A first interim analysis, conducted in the unselected patient population and previously reported at the IMPAKT Breast Cancer Conference, showed that progression-free survival, the trial’s primary endpoint, was significantly better with the combination than with letrozole alone (hazard ratio, 0.35; P = .006).
A second interim analysis, conducted in the entire trial population and the one being reported in San Antonio, showed that median progression-free survival was 26.1 months with the combination versus 7.5 months with letrozole alone (hazard ratio, 0.37; P less than .001), according to Dr. Finn.

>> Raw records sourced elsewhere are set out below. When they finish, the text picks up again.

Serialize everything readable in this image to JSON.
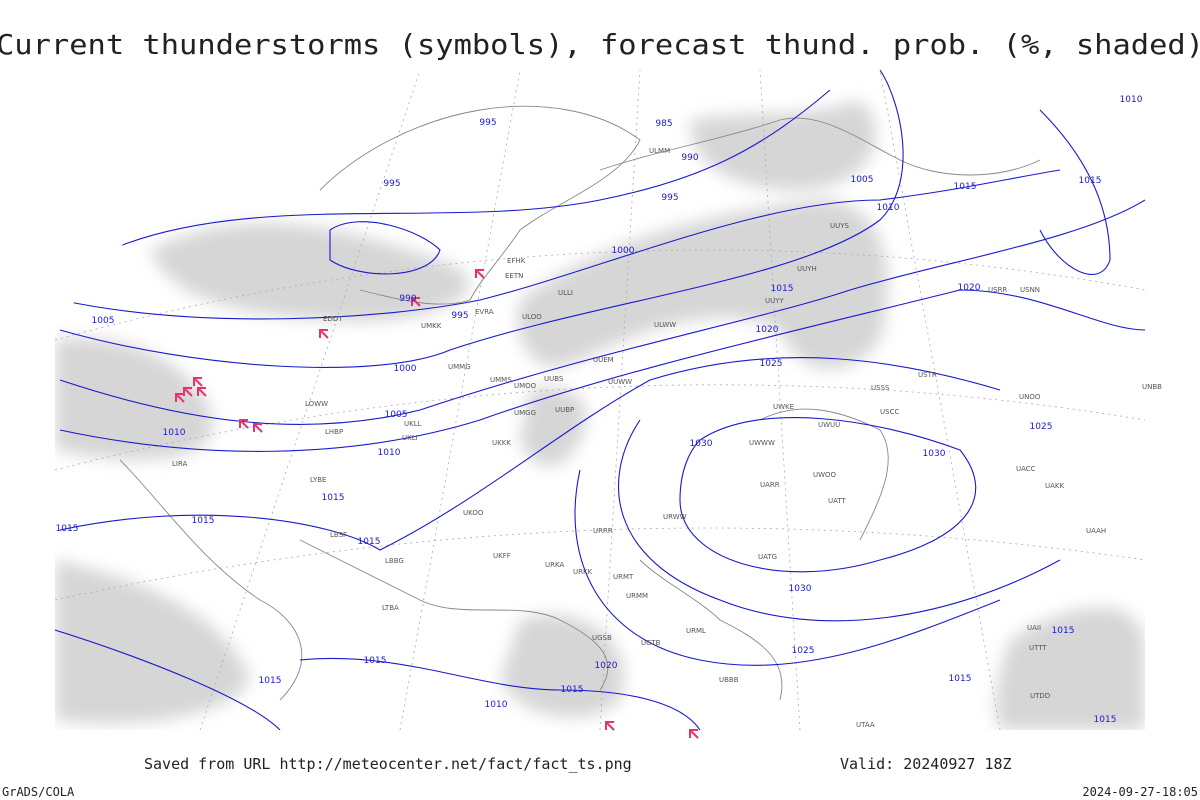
{
  "title": "Current thunderstorms (symbols), forecast thund. prob. (%, shaded)",
  "footer": {
    "saved_from": "Saved from URL http://meteocenter.net/fact/fact_ts.png",
    "valid": "Valid: 20240927 18Z",
    "credit": "GrADS/COLA",
    "timestamp": "2024-09-27-18:05"
  },
  "isobar_labels": [
    995,
    985,
    990,
    995,
    1005,
    1010,
    1015,
    1015,
    1010,
    995,
    1000,
    1015,
    1020,
    990,
    995,
    1005,
    1020,
    1000,
    1025,
    1005,
    1010,
    1010,
    1030,
    1030,
    1025,
    1015,
    1015,
    1015,
    1015,
    1030,
    1025,
    1015,
    1015,
    1020,
    1015,
    1010,
    1015,
    1015,
    1015
  ],
  "stations": [
    "EFHK",
    "EETN",
    "ULLI",
    "ULOO",
    "EVRA",
    "UMKK",
    "EDDT",
    "UMMG",
    "UMMS",
    "UMOO",
    "UUBS",
    "UUEM",
    "UUWW",
    "ULWW",
    "UUYY",
    "UUYH",
    "UUYS",
    "ULMM",
    "UMGG",
    "UUBP",
    "UKLL",
    "UKLI",
    "UKKK",
    "LHBP",
    "LOWW",
    "LIRA",
    "LYBE",
    "LBSF",
    "LBBG",
    "LTBA",
    "UKOO",
    "UKFF",
    "URRR",
    "URWW",
    "UWWW",
    "UWKE",
    "UWUU",
    "UWOO",
    "UATT",
    "UARR",
    "UATG",
    "UACC",
    "UAKK",
    "USSS",
    "USCC",
    "USTR",
    "USRR",
    "USNN",
    "UNOO",
    "UNBB",
    "UAAH",
    "UAII",
    "UTTT",
    "UTDD",
    "UTAA",
    "UGTB",
    "UGSB",
    "UBBB",
    "URML",
    "URMM",
    "URMT",
    "URKK",
    "URKA"
  ]
}
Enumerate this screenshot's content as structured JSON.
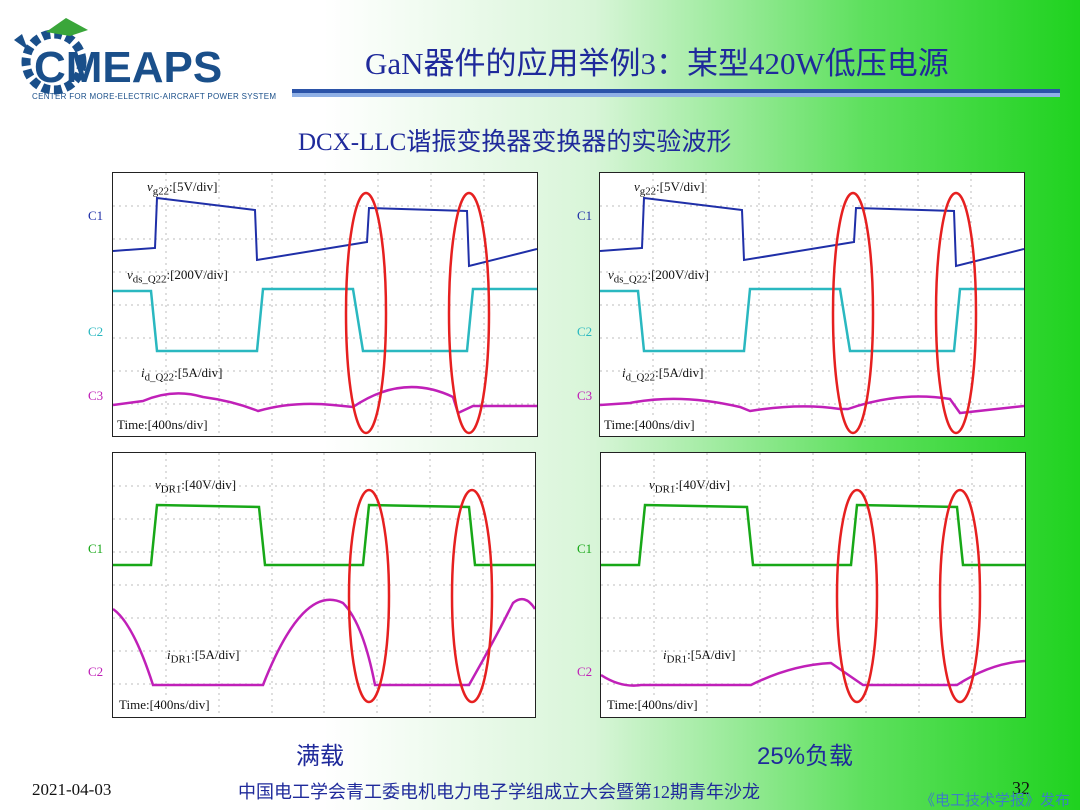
{
  "header": {
    "logo_text": "CMEAPS",
    "logo_caption": "CENTER FOR  MORE-ELECTRIC-AIRCRAFT POWER SYSTEM",
    "title": "GaN器件的应用举例3：某型420W低压电源"
  },
  "subtitle": "DCX-LLC谐振变换器变换器的实验波形",
  "scopes": {
    "top_left": {
      "label_vg": "v",
      "label_vg_sub": "g22",
      "label_vg_scale": ":[5V/div]",
      "label_vds": "v",
      "label_vds_sub": "ds_Q22",
      "label_vds_scale": ":[200V/div]",
      "label_id": "i",
      "label_id_sub": "d_Q22",
      "label_id_scale": ":[5A/div]",
      "c1": "C1",
      "c2": "C2",
      "c3": "C3",
      "time": "Time:[400ns/div]"
    },
    "top_right": {
      "label_vg": "v",
      "label_vg_sub": "g22",
      "label_vg_scale": ":[5V/div]",
      "label_vds": "v",
      "label_vds_sub": "ds_Q22",
      "label_vds_scale": ":[200V/div]",
      "label_id": "i",
      "label_id_sub": "d_Q22",
      "label_id_scale": ":[5A/div]",
      "c1": "C1",
      "c2": "C2",
      "c3": "C3",
      "time": "Time:[400ns/div]"
    },
    "bottom_left": {
      "label_v": "v",
      "label_v_sub": "DR1",
      "label_v_scale": ":[40V/div]",
      "label_i": "i",
      "label_i_sub": "DR1",
      "label_i_scale": ":[5A/div]",
      "c1": "C1",
      "c2": "C2",
      "time": "Time:[400ns/div]"
    },
    "bottom_right": {
      "label_v": "v",
      "label_v_sub": "DR1",
      "label_v_scale": ":[40V/div]",
      "label_i": "i",
      "label_i_sub": "DR1",
      "label_i_scale": ":[5A/div]",
      "c1": "C1",
      "c2": "C2",
      "time": "Time:[400ns/div]"
    }
  },
  "conditions": {
    "left": "满载",
    "right": "25%负载"
  },
  "footer": {
    "date": "2021-04-03",
    "center": "中国电工学会青工委电机电力电子学组成立大会暨第12期青年沙龙",
    "page": "32",
    "publisher": "《电工技术学报》发布"
  },
  "colors": {
    "title_blue": "#1f2a9b",
    "trace_gate": "#1f2fa8",
    "trace_vds": "#2ab8c0",
    "trace_current": "#c020b8",
    "trace_dr_voltage": "#18a818",
    "highlight": "#e62020"
  }
}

The combination was also associated with a better overall response rate both in the entire trial population (34% vs. 26%) and in the subset having measurable disease (45% vs. 31%).

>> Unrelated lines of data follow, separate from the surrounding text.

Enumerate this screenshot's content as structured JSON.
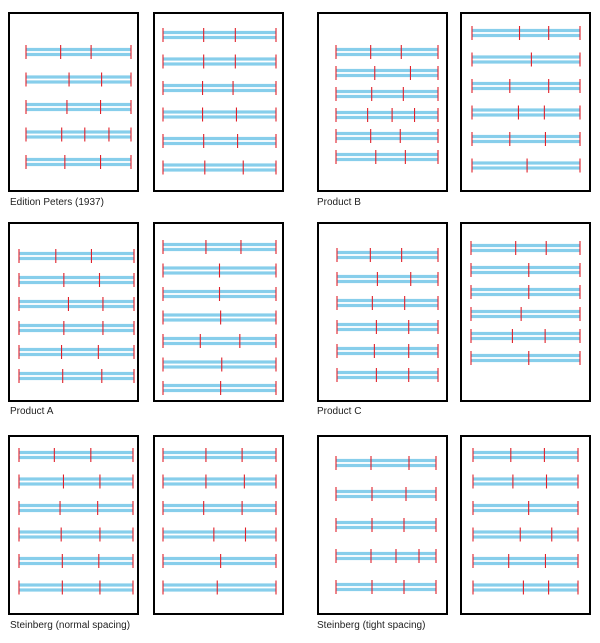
{
  "captions": [
    "Edition Peters (1937)",
    "Product B",
    "Product A",
    "Product C",
    "Steinberg (normal spacing)",
    "Steinberg (tight spacing)"
  ],
  "colors": {
    "staff": "#87CEEB",
    "barline": "#E0202A",
    "frame": "#000000",
    "page": "#FFFFFF"
  },
  "groups": [
    {
      "caption_index": 0,
      "pages": [
        {
          "systems": [
            [
              0.33,
              0.62
            ],
            [
              0.41,
              0.72
            ],
            [
              0.39,
              0.71
            ],
            [
              0.34,
              0.56,
              0.79
            ],
            [
              0.37,
              0.71
            ]
          ]
        },
        {
          "systems": [
            [
              0.36,
              0.64
            ],
            [
              0.36,
              0.64
            ],
            [
              0.35,
              0.62
            ],
            [
              0.35,
              0.65
            ],
            [
              0.36,
              0.66
            ],
            [
              0.37,
              0.71
            ]
          ]
        }
      ]
    },
    {
      "caption_index": 1,
      "pages": [
        {
          "systems": [
            [
              0.34,
              0.64
            ],
            [
              0.38,
              0.73
            ],
            [
              0.35,
              0.66
            ],
            [
              0.31,
              0.55,
              0.77
            ],
            [
              0.34,
              0.63
            ],
            [
              0.39,
              0.68
            ]
          ]
        },
        {
          "systems": [
            [
              0.44,
              0.71
            ],
            [
              0.55
            ],
            [
              0.35,
              0.71
            ],
            [
              0.43,
              0.67
            ],
            [
              0.35,
              0.68
            ],
            [
              0.51
            ]
          ]
        }
      ]
    },
    {
      "caption_index": 2,
      "pages": [
        {
          "systems": [
            [
              0.32,
              0.63
            ],
            [
              0.39,
              0.7
            ],
            [
              0.43,
              0.73
            ],
            [
              0.39,
              0.73
            ],
            [
              0.37,
              0.69
            ],
            [
              0.38,
              0.72
            ]
          ]
        },
        {
          "systems": [
            [
              0.38,
              0.69
            ],
            [
              0.5
            ],
            [
              0.5
            ],
            [
              0.51
            ],
            [
              0.33,
              0.68
            ],
            [
              0.52
            ],
            [
              0.51
            ]
          ]
        }
      ]
    },
    {
      "caption_index": 3,
      "pages": [
        {
          "systems": [
            [
              0.33,
              0.64
            ],
            [
              0.4,
              0.73
            ],
            [
              0.35,
              0.67
            ],
            [
              0.39,
              0.71
            ],
            [
              0.37,
              0.71
            ],
            [
              0.39,
              0.71
            ]
          ]
        },
        {
          "systems": [
            [
              0.41,
              0.69
            ],
            [
              0.53
            ],
            [
              0.53
            ],
            [
              0.46
            ],
            [
              0.38,
              0.68
            ],
            [
              0.53
            ]
          ]
        }
      ]
    },
    {
      "caption_index": 4,
      "pages": [
        {
          "systems": [
            [
              0.31,
              0.63
            ],
            [
              0.39,
              0.71
            ],
            [
              0.36,
              0.69
            ],
            [
              0.37,
              0.71
            ],
            [
              0.38,
              0.7
            ],
            [
              0.38,
              0.71
            ]
          ]
        },
        {
          "systems": [
            [
              0.38,
              0.7
            ],
            [
              0.38,
              0.72
            ],
            [
              0.36,
              0.7
            ],
            [
              0.45,
              0.73
            ],
            [
              0.51
            ],
            [
              0.48
            ]
          ]
        }
      ]
    },
    {
      "caption_index": 5,
      "pages": [
        {
          "systems": [
            [
              0.35,
              0.73
            ],
            [
              0.36,
              0.7
            ],
            [
              0.36,
              0.68
            ],
            [
              0.35,
              0.6,
              0.83
            ],
            [
              0.36,
              0.68
            ]
          ]
        },
        {
          "systems": [
            [
              0.36,
              0.68
            ],
            [
              0.38,
              0.7
            ],
            [
              0.53
            ],
            [
              0.45,
              0.75
            ],
            [
              0.34,
              0.69
            ],
            [
              0.48,
              0.72
            ]
          ]
        }
      ]
    }
  ]
}
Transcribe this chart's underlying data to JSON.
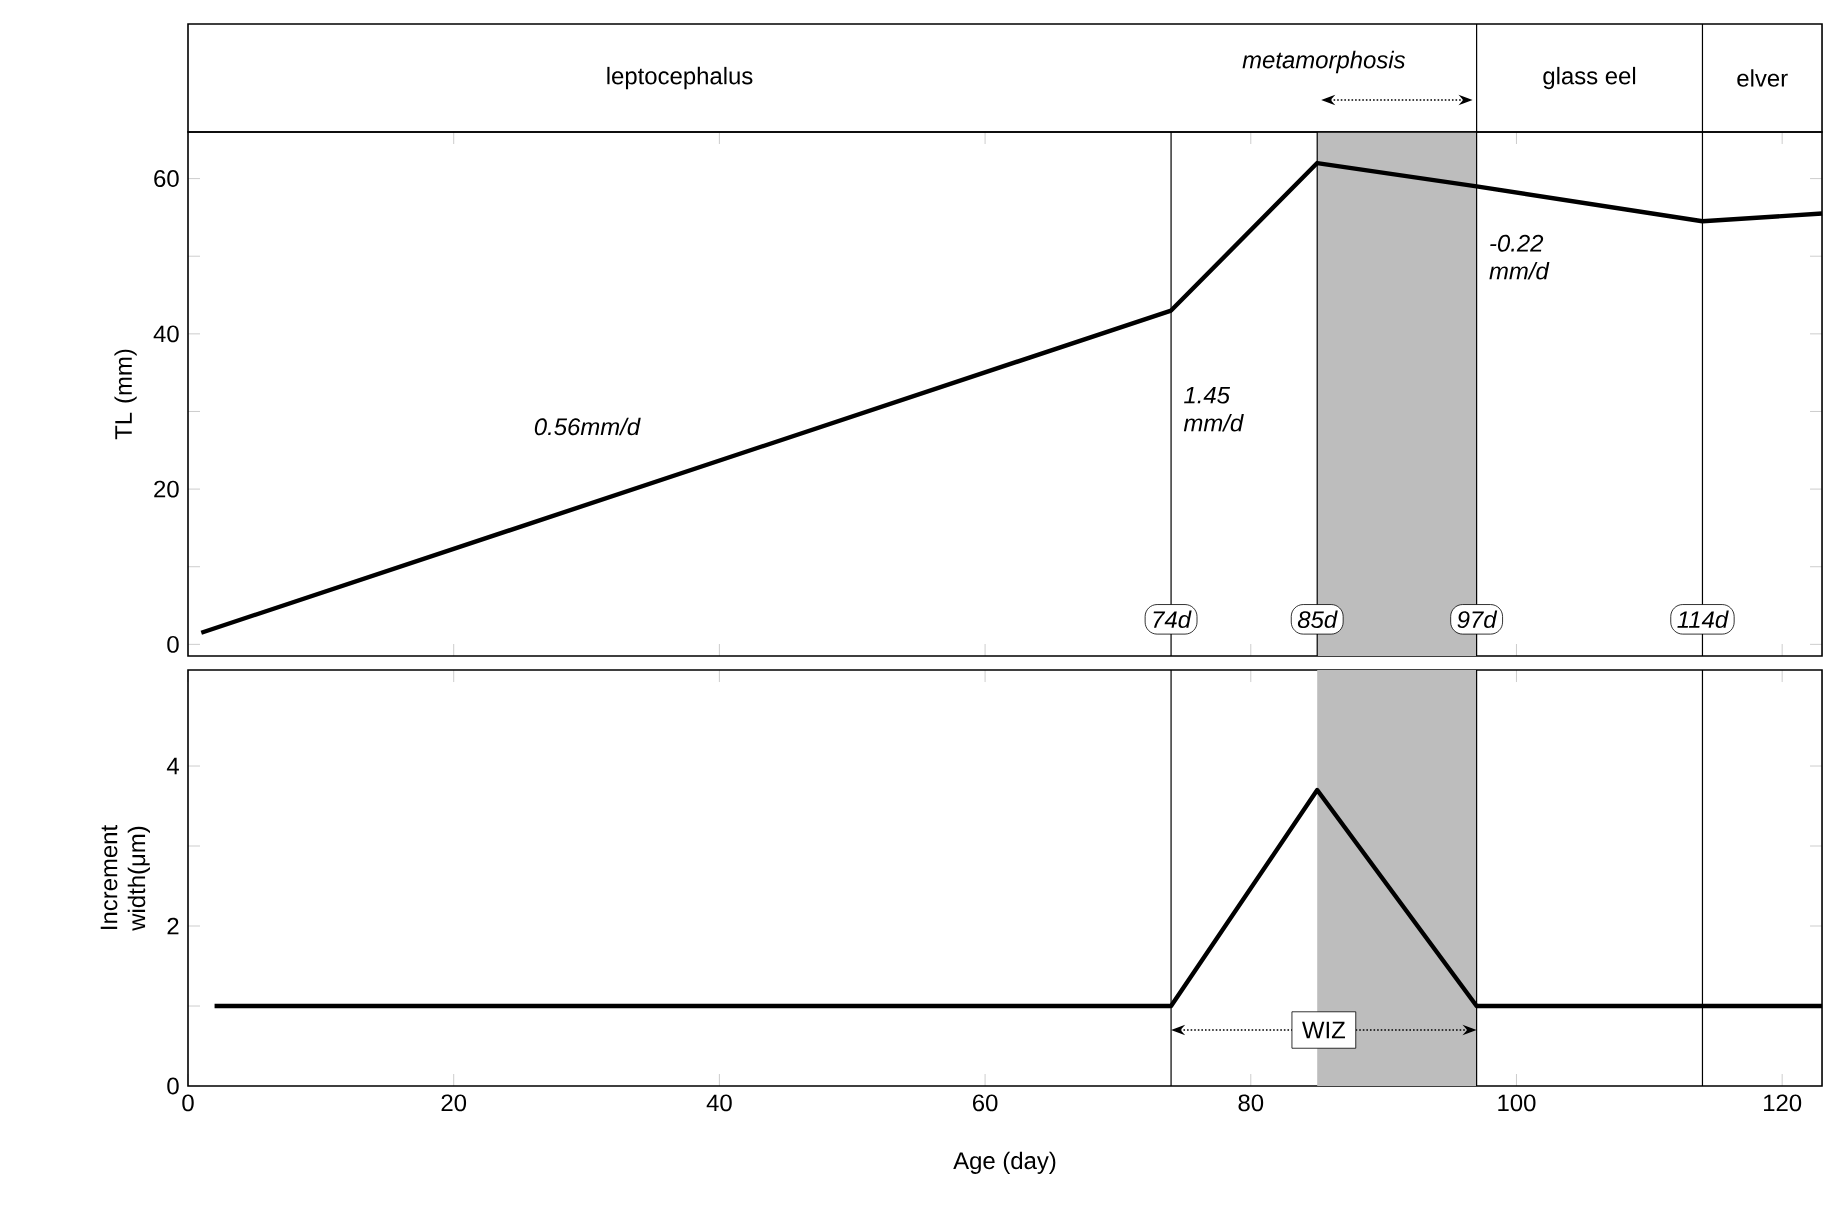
{
  "chart_data": [
    {
      "type": "line",
      "ylabel": "TL  (mm)",
      "x": [
        1,
        74,
        85,
        97,
        114,
        123
      ],
      "series": [
        {
          "color": "#000000",
          "values": [
            1.5,
            43,
            62,
            59,
            54.5,
            55.5
          ]
        }
      ],
      "xlim": [
        0,
        123
      ],
      "xticks": [
        {
          "value": 20,
          "label": null
        },
        {
          "value": 40,
          "label": null
        },
        {
          "value": 60,
          "label": null
        },
        {
          "value": 80,
          "label": null
        },
        {
          "value": 100,
          "label": null
        },
        {
          "value": 120,
          "label": null
        }
      ],
      "ylim": [
        -1.5,
        66
      ],
      "yticks": [
        0,
        {
          "value": 10,
          "label": null
        },
        20,
        {
          "value": 30,
          "label": null
        },
        40,
        {
          "value": 50,
          "label": null
        },
        60
      ],
      "tick_labels": "y",
      "marker": "none",
      "line_style": "solid",
      "ref_lines": [
        {
          "axis": "x",
          "value": 74,
          "label": "74d"
        },
        {
          "axis": "x",
          "value": 85,
          "label": "85d"
        },
        {
          "axis": "x",
          "value": 97,
          "label": "97d"
        },
        {
          "axis": "x",
          "value": 114,
          "label": "114d"
        }
      ],
      "bands": [
        {
          "axis": "x",
          "from": 85,
          "to": 97,
          "color": "#bdbdbd"
        }
      ],
      "annotations": [
        "leptocephalus",
        "metamorphosis",
        "glass eel",
        "elver",
        "0.56mm/d",
        "1.45 mm/d",
        "-0.22 mm/d"
      ]
    },
    {
      "type": "line",
      "ylabel": "Increment width(μm)",
      "xlabel": "Age  (day)",
      "x": [
        2,
        74,
        85,
        97,
        123
      ],
      "series": [
        {
          "color": "#000000",
          "values": [
            1,
            1,
            3.7,
            1,
            1
          ]
        }
      ],
      "xlim": [
        0,
        123
      ],
      "xticks": [
        0,
        20,
        40,
        60,
        80,
        100,
        120
      ],
      "ylim": [
        0,
        5.2
      ],
      "yticks": [
        0,
        {
          "value": 1,
          "label": null
        },
        2,
        {
          "value": 3,
          "label": null
        },
        4
      ],
      "marker": "none",
      "line_style": "solid",
      "ref_lines": [
        {
          "axis": "x",
          "value": 74
        },
        {
          "axis": "x",
          "value": 97
        },
        {
          "axis": "x",
          "value": 114
        }
      ],
      "bands": [
        {
          "axis": "x",
          "from": 85,
          "to": 97,
          "color": "#bdbdbd"
        }
      ],
      "annotations": [
        {
          "text": "WIZ",
          "x": 85.5,
          "y": 0.7
        }
      ]
    }
  ]
}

Dose modifications were more common with addition of PD 0332991. The rate of treatment discontinuation because of adverse events was 10% with the combination vs. 1% with letrozole monotherapy.
Compared with monotherapy, the combination was associated with higher rates of grade 3/4 neutropenia (51% vs. 1%), leukopenia (14% vs. 0%), and anemia (5% vs. 0%).
However, "I need to stress that this was not clinically significant neutropenia," Dr. Finn commented. "There was no evidence of neutropenic fever, there was no use of growth factors in this study either."
Alopecia was more common with the combination as well, but all cases were of grade 1 severity.
Dr. Finn disclosed that he receives research from funding from Novartis Pharmaceuticals. The trial was sponsored by Pfizer.